Em geral, os especialistas estão divididos quanto ao impacto de 76% dos países do mundo terem taxas de fecundidade abaixo dos níveis de reposição populacional nas próximas duas décadas e meia.

“O que isso significará para o futuro da humanidade é bastante ambíguo”, escreveram no mês pesquisadores do Fundo Monetário Internacional (FMI). “Por um lado, alguns temem que isso possa prejudicar o progresso econômico, pois haverá menos trabalhadores, cientistas e inovadores… por outro lado, menos crianças e populações menores significarão menos necessidade de gastos com moradia e cuidados infantis, liberando recursos para outros usos”, continuaram os pesquisadores do FMI. “O declínio populacional também pode reduzir as pressões sobre o meio ambiente.”

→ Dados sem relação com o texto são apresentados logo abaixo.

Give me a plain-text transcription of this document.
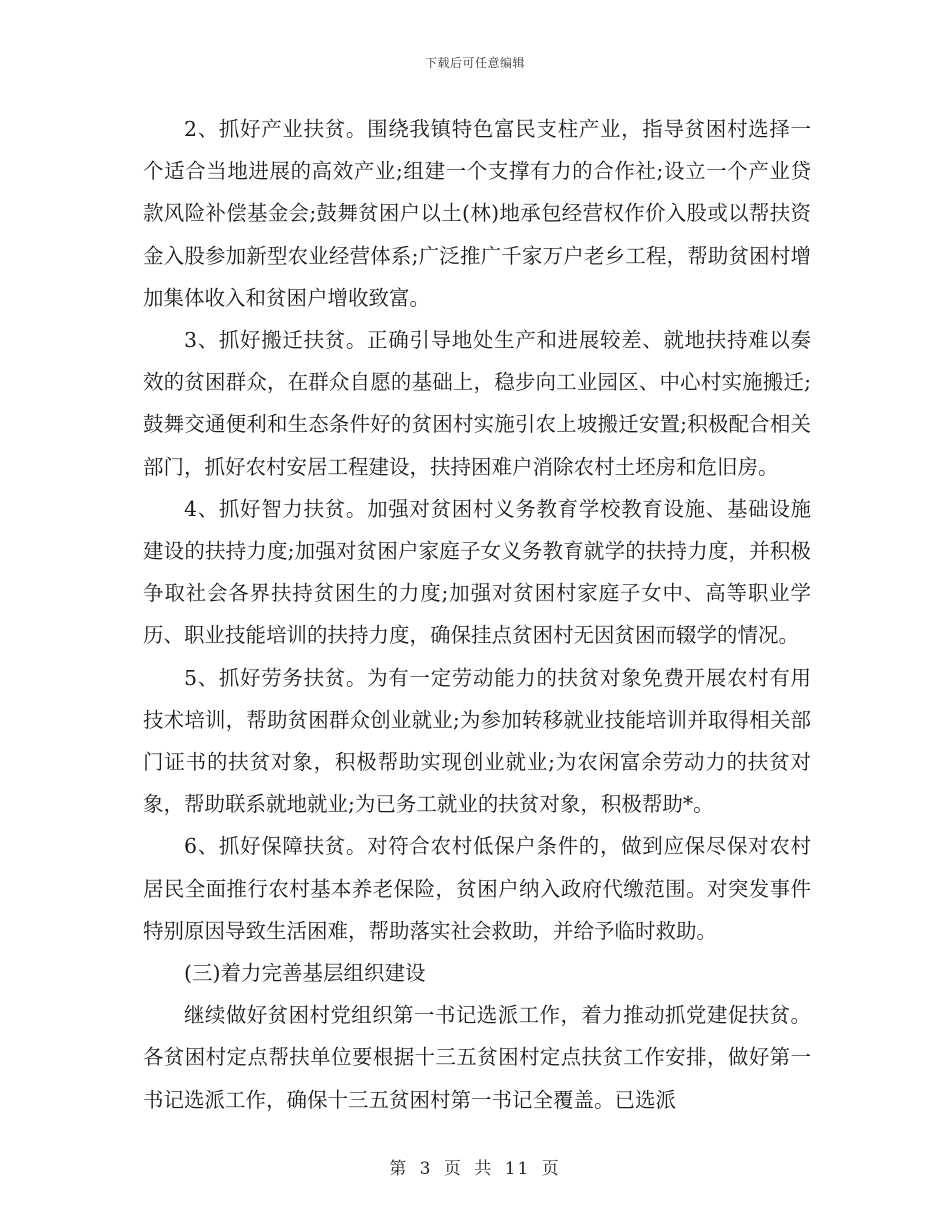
下载后可任意编辑

2、抓好产业扶贫。围绕我镇特色富民支柱产业，指导贫困村选择一个适合当地进展的高效产业;组建一个支撑有力的合作社;设立一个产业贷款风险补偿基金会;鼓舞贫困户以土(林)地承包经营权作价入股或以帮扶资金入股参加新型农业经营体系;广泛推广千家万户老乡工程，帮助贫困村增加集体收入和贫困户增收致富。

3、抓好搬迁扶贫。正确引导地处生产和进展较差、就地扶持难以奏效的贫困群众，在群众自愿的基础上，稳步向工业园区、中心村实施搬迁;鼓舞交通便利和生态条件好的贫困村实施引农上坡搬迁安置;积极配合相关部门，抓好农村安居工程建设，扶持困难户消除农村土坯房和危旧房。

4、抓好智力扶贫。加强对贫困村义务教育学校教育设施、基础设施建设的扶持力度;加强对贫困户家庭子女义务教育就学的扶持力度，并积极争取社会各界扶持贫困生的力度;加强对贫困村家庭子女中、高等职业学历、职业技能培训的扶持力度，确保挂点贫困村无因贫困而辍学的情况。

5、抓好劳务扶贫。为有一定劳动能力的扶贫对象免费开展农村有用技术培训，帮助贫困群众创业就业;为参加转移就业技能培训并取得相关部门证书的扶贫对象，积极帮助实现创业就业;为农闲富余劳动力的扶贫对象，帮助联系就地就业;为已务工就业的扶贫对象，积极帮助*。

6、抓好保障扶贫。对符合农村低保户条件的，做到应保尽保对农村居民全面推行农村基本养老保险，贫困户纳入政府代缴范围。对突发事件特别原因导致生活困难，帮助落实社会救助，并给予临时救助。

(三)着力完善基层组织建设

继续做好贫困村党组织第一书记选派工作，着力推动抓党建促扶贫。各贫困村定点帮扶单位要根据十三五贫困村定点扶贫工作安排，做好第一书记选派工作，确保十三五贫困村第一书记全覆盖。已选派

第 3 页 共 11 页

Uma proporção maior de idosos desafiará “a sustentabilidade das redes de segurança social e das aposentadorias”, argumentam eles. Esse é um problema que pode ser ainda mais acentuado no Oriente Médio, onde os mais jovens realmente cuidam fisicamente dos mais velhos, e casas de repouso para idosos não são comuns.

O desempenho econômico em alguns dos países que estão entrando na “fertilidade de sub-reposição” é fraco, afirma Eberstadt. “Assim, daqui a uma geração, muitas sociedades da região do Oriente Médio – não todas, mas muitas – estarão envelhecendo e talvez até mesmo prestes a encolher, com grandes contingentes de idosos afetados por doenças crônicas”, avalia Eberstadt. “Mas sem o orçamento que os países ocidentais têm para pagar os benefícios de saúde e aposentadoria.”

Sobre se a queda dos níveis de fertilidade é boa ou ruim a longo prazo, em geral, Eberstadt continua cautelosamente otimista. “Comecei a estudar isso há muito tempo, na época em que todos se preocupavam com uma explosão populacional”, explica. “Mas acho que grande parte da histeria sobre isso foi fundamentalmente descabida, porque as pessoas não estavam se reproduzindo como coelhos, elas simplesmente pararam de morrer como moscas. A explosão populacional foi, na verdade, uma explosão de saúde.”

Essa expansão no setor de saúde continua, juntamente com as melhorias na educação e no conhecimento, diz Eberstadt. “E tudo isso vai impulsionar as perspectivas de prosperidade humana em um futuro despovoado. Em um mundo que está encolhendo e envelhecendo, há todos os tipos de ajustes que terão de ser feitos, mas somos uma espécie bastante adaptável”, conclui.